Weil für die Textgenerierung nur wenig Material verwendet wurde, hat der Computer eine vergleichsweise kleine Auswahl von Zufallsmöglichkeiten. Dadurch wirkt der Text logischer.

Nachdem nun an einem überschaubaren Text gezeigt wurde, dass die entsprechende Programmlogik funktioniert, ist es Zeit, einen grösseren Textkorpus zu verwenden.

Verwendung von Textkorpora

Während es noch vor wenigen Jahren äusserst schwierig war, insbesondere deutschsprachige Textkorpora zu finden, sind diese nun problemlos erhältlich. Eine gute Anlaufstelle ist beispielsweise der „Korpus einfaches Deutsch (KED)„. Dort findet man auch die Texte aus dem Klexikon. Da diese in der zum Herunterladen angebotenen ZIP-Datei als Einzeltexte vorliegen, führt man sie am besten via Kommandozeile zusammen. Unter Windows funktioniert dies mit folgendem Befehl:

type *.txt > klexikon.txt

Ob man anschliessend den Gesamttext noch von Interpunktionszeichen etc. säubert, muss man selbst entscheiden. Eine bereits überarbeitete Variante wird am Schluss dieses Beitrages zu Verfügung gestellt.

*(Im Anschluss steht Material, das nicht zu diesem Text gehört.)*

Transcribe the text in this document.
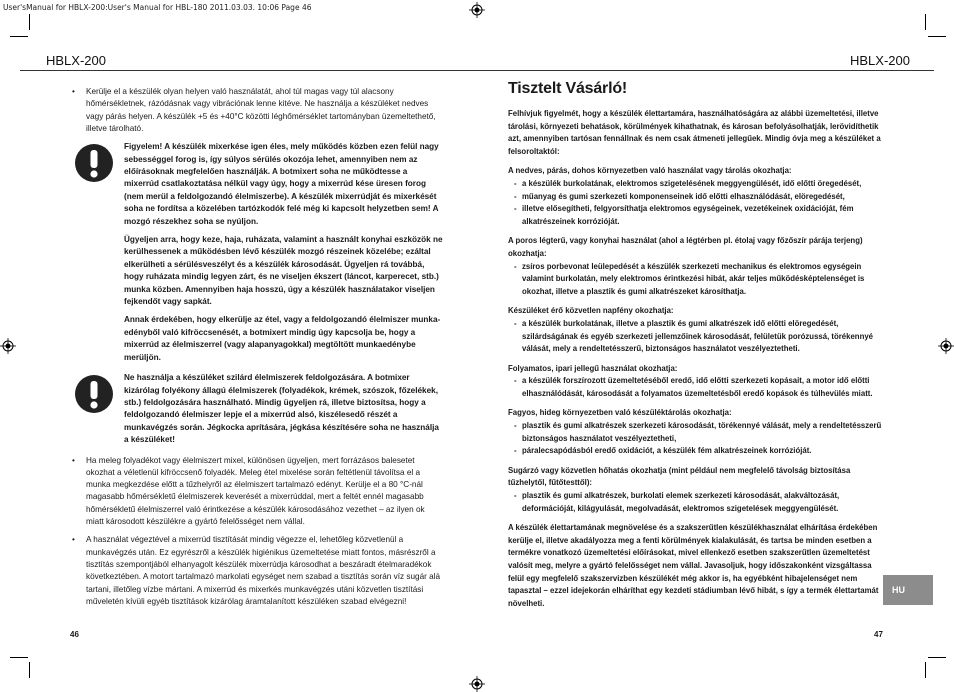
User'sManual for HBLX-200:User's Manual for HBL-180 2011.03.03. 10:06 Page 46
HBLX-200
• Kerülje el a készülék olyan helyen való használatát, ahol túl magas vagy túl alacsony hőmérsékletnek, rázódásnak vagy vibrációnak lenne kitéve. Ne használja a készüléket nedves vagy párás helyen. A készülék +5 és +40°C közötti léghőmérséklet tartományban üzemeltethető, illetve tárolható.

Figyelem! A készülék mixerkése igen éles, mely működés közben ezen felül nagy sebességgel forog is, így súlyos sérülés okozója lehet, amennyiben nem az előírásoknak megfelelően használják. A botmixert soha ne működtesse a mixerrúd csatlakoztatása nélkül vagy úgy, hogy a mixerrúd kése üresen forog (nem merül a feldolgozandó élelmiszerbe). A készülék mixerrúdját és mixerkését soha ne fordítsa a közelében tartózkodók felé még ki kapcsolt helyzetben sem! A mozgó részekhez soha se nyúljon.

Ügyeljen arra, hogy keze, haja, ruházata, valamint a használt konyhai eszközök ne kerülhessenek a működésben lévő készülék mozgó részeinek közelébe; ezáltal elkerülheti a sérülésveszélyt és a készülék károsodását. Ügyeljen rá továbbá, hogy ruházata mindig legyen zárt, és ne viseljen ékszert (láncot, karperecet, stb.) munka közben. Amennyiben haja hosszú, úgy a készülék használatakor viseljen fejkendőt vagy sapkát.

Annak érdekében, hogy elkerülje az étel, vagy a feldolgozandó élelmiszer munka-edényből való kifröccsenését, a botmixert mindig úgy kapcsolja be, hogy a mixerrúd az élelmiszerrel (vagy alapanyagokkal) megtöltött munkaedénybe merüljön.

Ne használja a készüléket szilárd élelmiszerek feldolgozására. A botmixer kizárólag folyékony állagú élelmiszerek (folyadékok, krémek, szószok, főzelékek, stb.) feldolgozására használható. Mindig ügyeljen rá, illetve biztosítsa, hogy a feldolgozandó élelmiszer lepje el a mixerrúd alsó, kiszélesedő részét a munkavégzés során. Jégkocka aprítására, jégkása készítésére soha ne használja a készüléket!

• Ha meleg folyadékot vagy élelmiszert mixel, különösen ügyeljen, mert forrázásos balesetet okozhat a véletlenül kifröccsenő folyadék. Meleg étel mixelése során feltétlenül távolítsa el a munka megkezdése előtt a tűzhelyről az élelmiszert tartalmazó edényt. Kerülje el a 80 °C-nál magasabb hőmérsékletű élelmiszerek keverését a mixerrúddal, mert a feltét ennél magasabb hőmérsékletű élelmiszerrel való érintkezése a készülék károsodásához vezethet – az ilyen ok miatt károsodott készülékre a gyártó felelősséget nem vállal.
• A használat végeztével a mixerrúd tisztítását mindig végezze el, lehetőleg közvetlenül a munkavégzés után. Ez egyrészről a készülék higiénikus üzemeltetése miatt fontos, másrészről a tisztítás szempontjából elhanyagolt készülék mixerrúdja károsodhat a beszáradt ételmaradékok következtében. A motort tartalmazó markolati egységet nem szabad a tisztítás során víz sugár alá tartani, illetőleg vízbe mártani. A mixerrúd és mixerkés munkavégzés utáni közvetlen tisztítási műveletén kívüli egyéb tisztítások kizárólag áramtalanított készüléken szabad elvégezni!
46
HBLX-200
Tisztelt Vásárló!

Felhívjuk figyelmét, hogy a készülék élettartamára, használhatóságára az alábbi üzemeltetési, illetve tárolási, környezeti behatások, körülmények kihathatnak, és károsan befolyásolhatják, lerövidíthetik azt, amennyiben tartósan fennállnak és nem csak átmeneti jellegűek. Mindig óvja meg a készüléket a felsoroltaktól:

A nedves, párás, dohos környezetben való használat vagy tárolás okozhatja:

- a készülék burkolatának, elektromos szigetelésének meggyengülését, idő előtti öregedését,
- műanyag és gumi szerkezeti komponenseinek idő előtti elhasználódását, elöregedését,
- illetve elősegítheti, felgyorsíthatja elektromos egységeinek, vezetékeinek oxidációját, fém alkatrészeinek korrózióját.

A poros légterű, vagy konyhai használat (ahol a légtérben pl. étolaj vagy főzőszír párája terjeng) okozhatja:

- zsíros porbevonat leülepedését a készülék szerkezeti mechanikus és elektromos egységein valamint burkolatán, mely elektromos érintkezési hibát, akár teljes működésképtelenséget is okozhat, illetve a plasztik és gumi alkatrészeket károsíthatja.

Készüléket érő közvetlen napfény okozhatja:

- a készülék burkolatának, illetve a plasztik és gumi alkatrészek idő előtti elöregedését, szilárdságának és egyéb szerkezeti jellemzőinek károsodását, felületük porózussá, törékennyé válását, mely a rendeltetésszerű, biztonságos használatot veszélyeztetheti.

Folyamatos, ipari jellegű használat okozhatja:

- a készülék forszírozott üzemeltetéséből eredő, idő előtti szerkezeti kopásait, a motor idő előtti elhasználódását, károsodását a folyamatos üzemeltetésből eredő kopások és túlhevülés miatt.

Fagyos, hideg környezetben való készüléktárolás okozhatja:

- plasztik és gumi alkatrészek szerkezeti károsodását, törékennyé válását, mely a rendeltetésszerű biztonságos használatot veszélyeztetheti,
- páralecsapódásból eredő oxidációt, a készülék fém alkatrészeinek korrózióját.

Sugárzó vagy közvetlen hőhatás okozhatja (mint például nem megfelelő távolság biztosítása tűzhelytől, fűtőtesttől):

- plasztik és gumi alkatrészek, burkolati elemek szerkezeti károsodását, alakváltozását, deformációját, kilágyulását, megolvadását, elektromos szigetelések meggyengülését.

A készülék élettartamának megnövelése és a szakszerűtlen készülékhasználat elhárítása érdekében kerülje el, illetve akadályozza meg a fenti körülmények kialakulását, és tartsa be minden esetben a termékre vonatkozó üzemeltetési előírásokat, mivel ellenkező esetben szakszerűtlen üzemeltetést valósít meg, melyre a gyártó felelősséget nem vállal. Javasoljuk, hogy időszakonként vizsgáltassa felül egy megfelelő szakszervizben készülékét még akkor is, ha egyébként hibajelenséget nem tapasztal – ezzel idejekorán elháríthat egy kezdeti stádiumban lévő hibát, s így a termék élettartamát növelheti.

HU
47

Um einen entsprechenden Text in Snap! zu verwenden, kann man diesen aus dem Dateimanager direkt in die Snap!-Umgebung hineinziehen. Anschliessend steht der Text als Variable zu Verfügung.

An dieser Stelle ist eine Warnung angebracht: Möchte man sein Werk in der Snap!-Cloud speichern, ist dabei zu beachten, dass Projekte nicht grösser als 10 MByte sein dürfen. Vor dem Speichern sollte man also die entsprechenden Daten wieder aus der Snap!-Datei löschen. Dazu stehen im Beispiel einige Blöcke zu Verfügung.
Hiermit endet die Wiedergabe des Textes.